@waynechang65/ptt-crawler

v3.1.2

Published

3 months ago

A web crawler module designed to scarp data from Ptt.

0High
0Medium
0Low

waynechang65

ptt crawler spider scrape 批踢踢 BBS nodejs typescript javascript

ptt-crawler

ptt-crawler 是一個專門用來爬批踢踢(Ptt)各版資料的爬蟲模組。

ptt-crawler is a web crawler module designed to scrape data from Ptt.

:heavy_exclamation_mark:注意 (Attention):heavy_exclamation_mark:

[!IMPORTANT]
:thumbsup: 3.1.0 版本，利用非同步並發處理，爬取內文效率大增，依照測試結果，時間可減少81%以上。 (Benchmark)
Version 3.1.0: Utilizes asynchronous concurrent processing to significantly boost content crawling efficiency, reducing processing time by over 81% according to our benchmark results. (Benchmark)
:thumbsup: 3.0.1 版本，利用並發處理，爬取內文效率大增，依照測試結果，時間可減少77%以上。 (Benchmark)
Version 3.0.1: Utilizes concurrent processing to significantly boost content crawling efficiency, reducing processing time by over 77% according to our benchmark results.
(Benchmark)
:bookmark: 3.x.x 版本，主要利用「物件導向類別」進行使用，仍保留原本 2.x.x版本的模組函式呼叫介面(如：initialize(), getResults(),...)。但是，預計在4.0.0以後的版本，把原2.x.x版本函式(Deprecated)刪除，請留意！！！
Version 3.x.x: It primarily utilizes an object-oriented class for usage, but still retains the original 2.x.x module function call interfaces(e.g., initialize(), getResults(), etc.). However, these 2.x.x functions are deprecated and are planned for removal in versions 4.0.0 and later. Please take note!

前言 (Overview)

批踢踢(Ptt)是台灣最大的BBS(Bulletin Board System)，也是許多台灣大數據分析常參考的資料庫。不過，大多數Ptt爬蟲都是用python程式所寫。本人為了在Node.js上爬批踢踢(Ptt)的資料，乾脆就自己用javascript打造一個簡單的爬蟲模組，並且分享給大家使用。

Ptt is the largest and most famous Bulletin Board System (BBS) in Taiwan, and also an important reference database for big data analysis.
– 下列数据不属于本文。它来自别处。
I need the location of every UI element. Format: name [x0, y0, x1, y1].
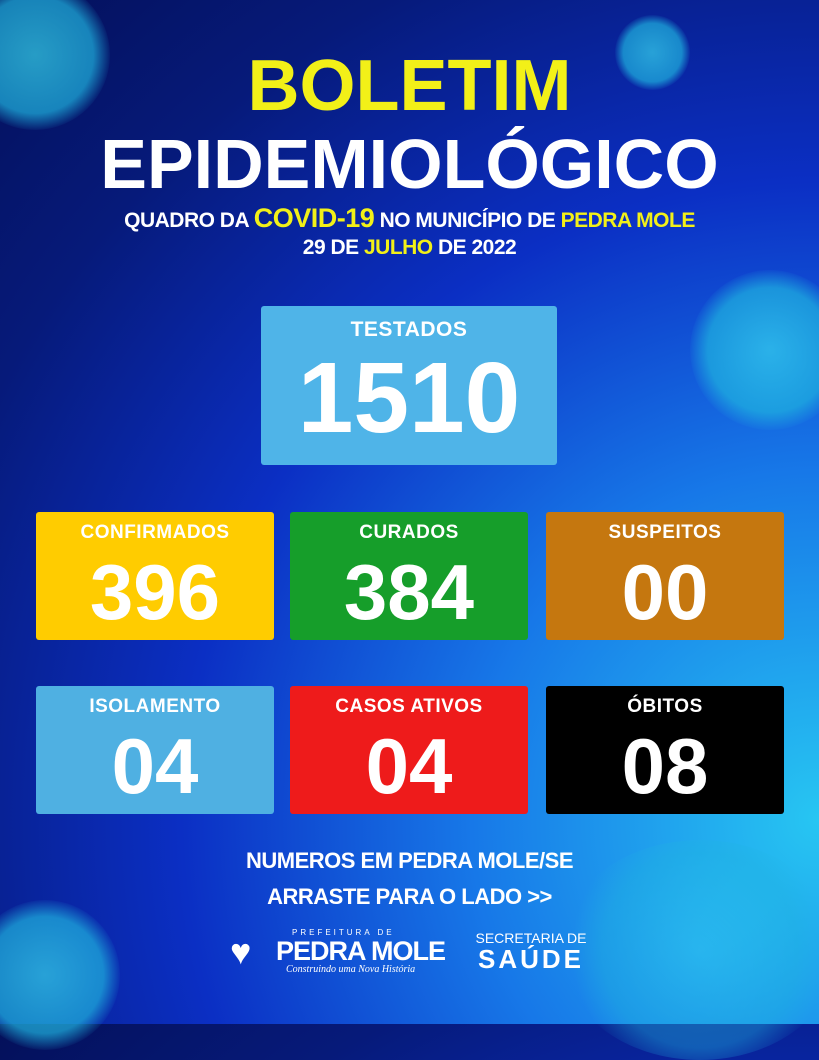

However, most PTT crawler modules are written in Python.
To scrape data from PTT using Node.js, I created a simple crawler module in JavaScript and have shared it for public use.
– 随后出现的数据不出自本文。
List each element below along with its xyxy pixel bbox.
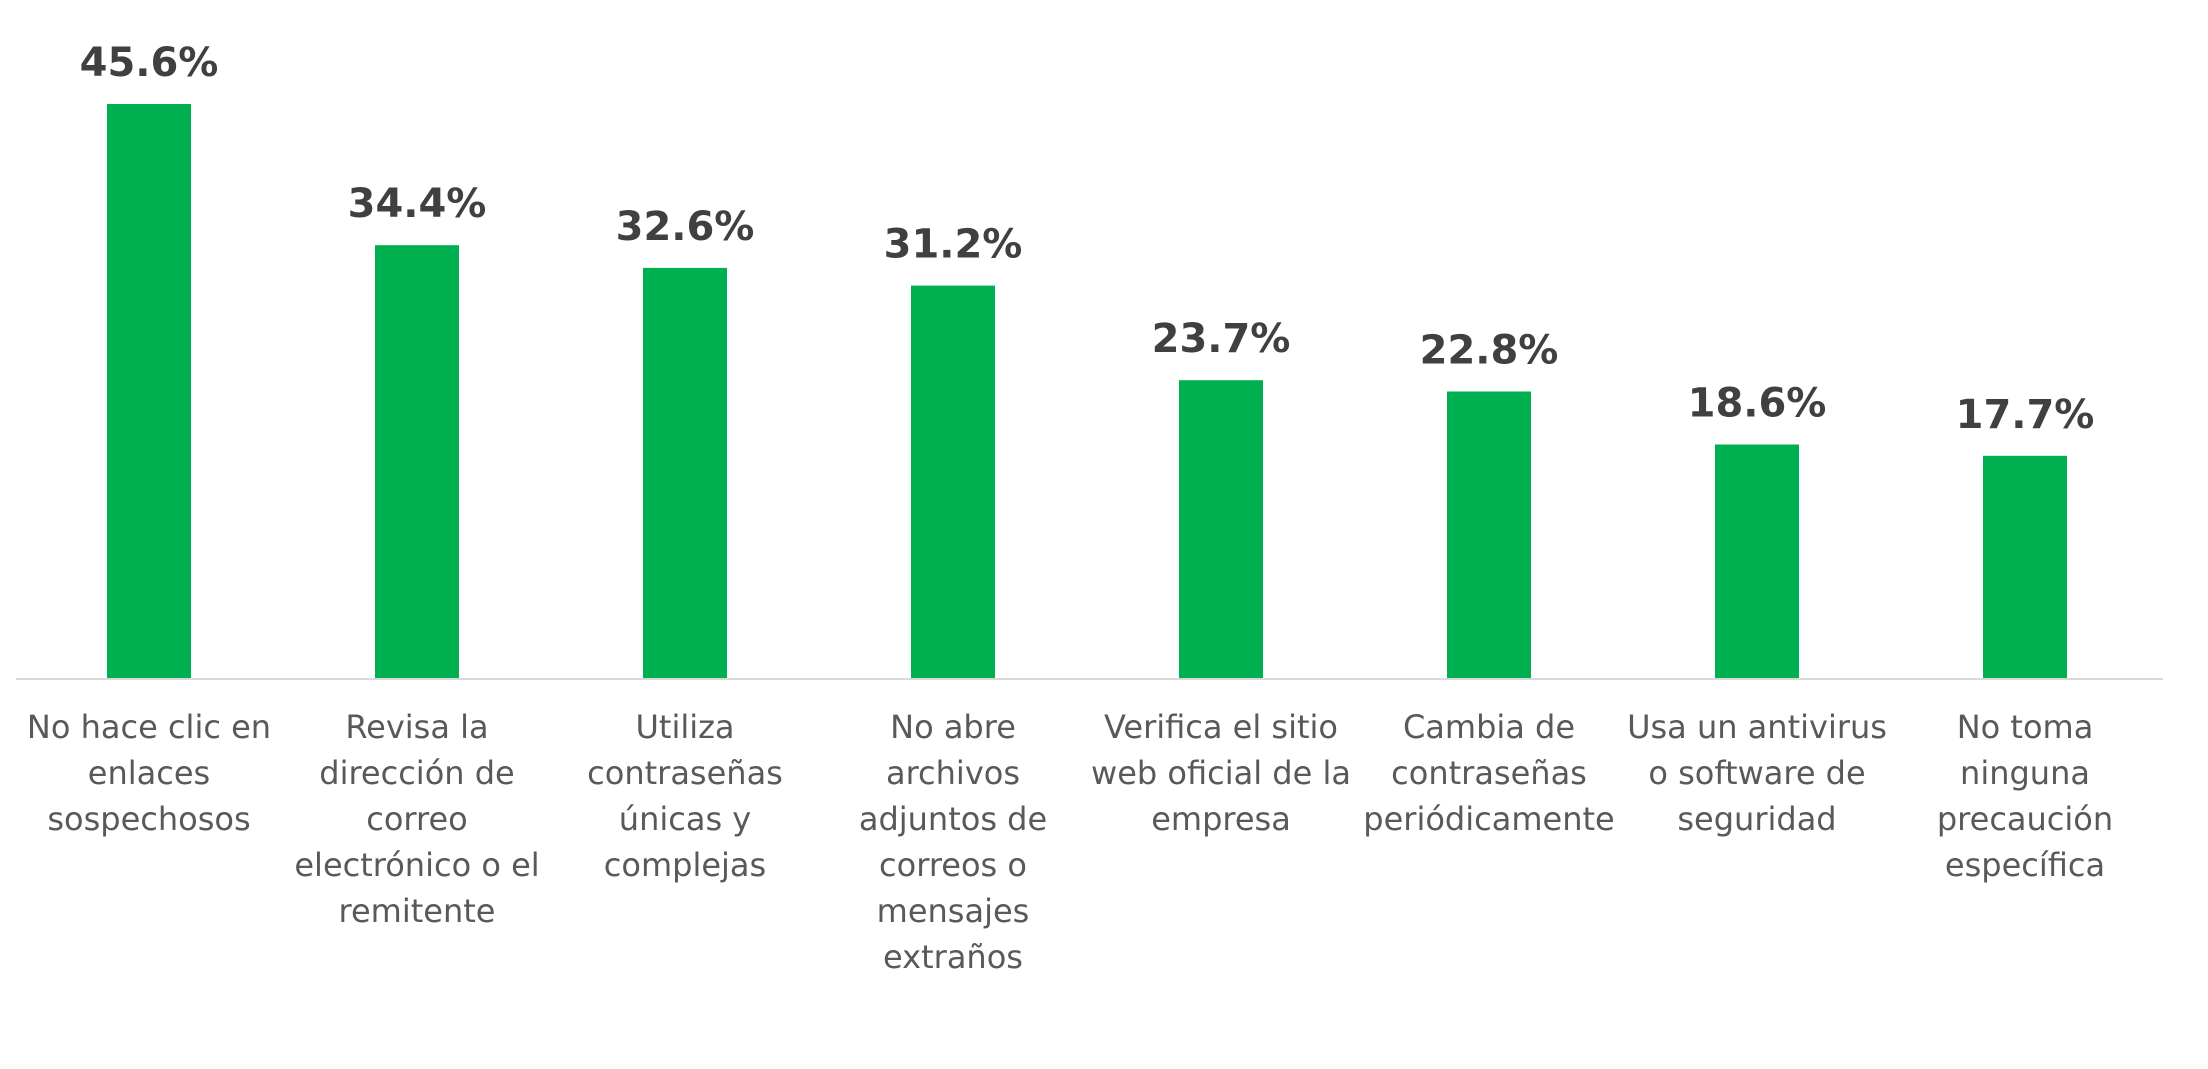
category-label-line: Cambia de: [1403, 708, 1575, 746]
data-label: 17.7%: [1956, 392, 2095, 438]
category-label-line: precaución: [1937, 800, 2113, 838]
category-label: Revisa la dirección de correo electrónico o…: [294, 708, 539, 930]
category-label-line: contraseñas: [1391, 754, 1587, 792]
category-label-line: dirección de: [319, 754, 514, 792]
bar: [911, 285, 995, 679]
category-label: No toma ninguna precaución específica: [1937, 708, 2113, 884]
category-label-line: adjuntos de: [859, 800, 1047, 838]
category-label-line: Verifica el sitio: [1104, 708, 1338, 746]
bar: [643, 267, 727, 679]
category-label-line: No hace clic en: [27, 708, 271, 746]
category-label-line: remitente: [339, 892, 496, 930]
bar: [1983, 455, 2067, 679]
category-labels-layer: No hace clic en enlaces sospechosos Revisa …: [27, 708, 2113, 976]
bar: [1179, 380, 1263, 679]
category-label-line: Utiliza: [635, 708, 734, 746]
category-label-line: archivos: [886, 754, 1020, 792]
category-label-line: sospechosos: [47, 800, 250, 838]
data-label: 34.4%: [348, 181, 487, 227]
data-label: 23.7%: [1152, 316, 1291, 362]
category-label-line: electrónico o el: [294, 846, 539, 884]
category-label-line: periódicamente: [1363, 800, 1614, 838]
category-label-line: ninguna: [1960, 754, 2090, 792]
category-label-line: web oficial de la: [1091, 754, 1351, 792]
category-label-line: seguridad: [1677, 800, 1836, 838]
category-label-line: extraños: [883, 938, 1023, 976]
category-label-line: contraseñas: [587, 754, 783, 792]
data-label: 45.6%: [80, 40, 219, 86]
value-labels-layer: 45.6% 34.4% 32.6% 31.2% 23.7% 22.8% 18.6% 17.7%: [80, 40, 2095, 438]
data-label: 31.2%: [884, 222, 1023, 268]
category-label: Utiliza contraseñas únicas y complejas: [587, 708, 783, 884]
category-label-line: enlaces: [88, 754, 210, 792]
category-label-line: complejas: [604, 846, 766, 884]
category-label-line: específica: [1945, 846, 2105, 884]
data-label: 22.8%: [1420, 328, 1559, 374]
category-label-line: únicas y: [619, 800, 751, 838]
data-label: 18.6%: [1688, 381, 1827, 427]
category-label-line: empresa: [1151, 800, 1291, 838]
category-label-line: No toma: [1957, 708, 2094, 746]
bars-layer: [107, 104, 2067, 679]
category-label: Cambia de contraseñas periódicamente: [1363, 708, 1614, 838]
category-label-line: correos o: [879, 846, 1027, 884]
category-label: Verifica el sitio web oficial de la empres…: [1091, 708, 1351, 838]
category-label-line: Revisa la: [345, 708, 488, 746]
category-label: No hace clic en enlaces sospechosos: [27, 708, 271, 838]
category-label: No abre archivos adjuntos de correos o mensa…: [859, 708, 1047, 976]
category-label: Usa un antivirus o software de seguridad: [1627, 708, 1887, 838]
bar: [375, 245, 459, 679]
category-label-line: o software de: [1648, 754, 1865, 792]
category-label-line: No abre: [890, 708, 1016, 746]
category-label-line: Usa un antivirus: [1627, 708, 1887, 746]
bar: [107, 104, 191, 679]
category-label-line: correo: [366, 800, 467, 838]
bar: [1715, 444, 1799, 679]
category-label-line: mensajes: [877, 892, 1030, 930]
bar: [1447, 391, 1531, 679]
data-label: 32.6%: [616, 204, 755, 250]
這個爬蟲模組能做什麼事？ (What can it do ?)

爬批踢踢(Ptt)任意的版上資料
Scrape posts from any board on PTT.
可以爬多頁資料
Scrape multiple pages at once.
爬資料時，可選擇是否忽略置底文
Option to skip pinned posts.
爬的資料以單一帖發文為單位，其中包含該帖的超連結、推文數、主題、作者名稱、發文日期以及是否被標記(Mark)等
Scraped data includes hyperlinks, rates, titles, authors, dates, and marks.
針對發文，可選擇是否要爬所有內文(含留言)
Option to scrape the full content (including comments) for each post.
內建請求重試機制，提高在不穩定網路下的爬取成功率
Built-in request retry mechanism to improve success rate in unstable network conditions.
提供進度回報 (onProgress)，即時監控爬取狀態
Provides progress reporting (onProgress) for real-time monitoring of crawling status.

注意事項 (Prerequisites)

本模組依賴 Puppeteer，在您第一次安裝或執行時，它會自動下載一個與模組相容的 Chromium 瀏覽器（大小約 170-250MB），因此初次設定可能需要幾分鐘的時間。
This module relies on Puppeteer. On the first installation or execution, it will automatically download a compatible Chromium browser (around 170-250MB), so the initial setup might take several minutes.
本模組已針對 Linux (包含 Docker 環境) 進行優化，會自動偵測並設定合適的瀏覽器啟動參數。
This module is optimized for Linux, including Docker environments. It will automatically detect and set the proper launch arguments for the browser.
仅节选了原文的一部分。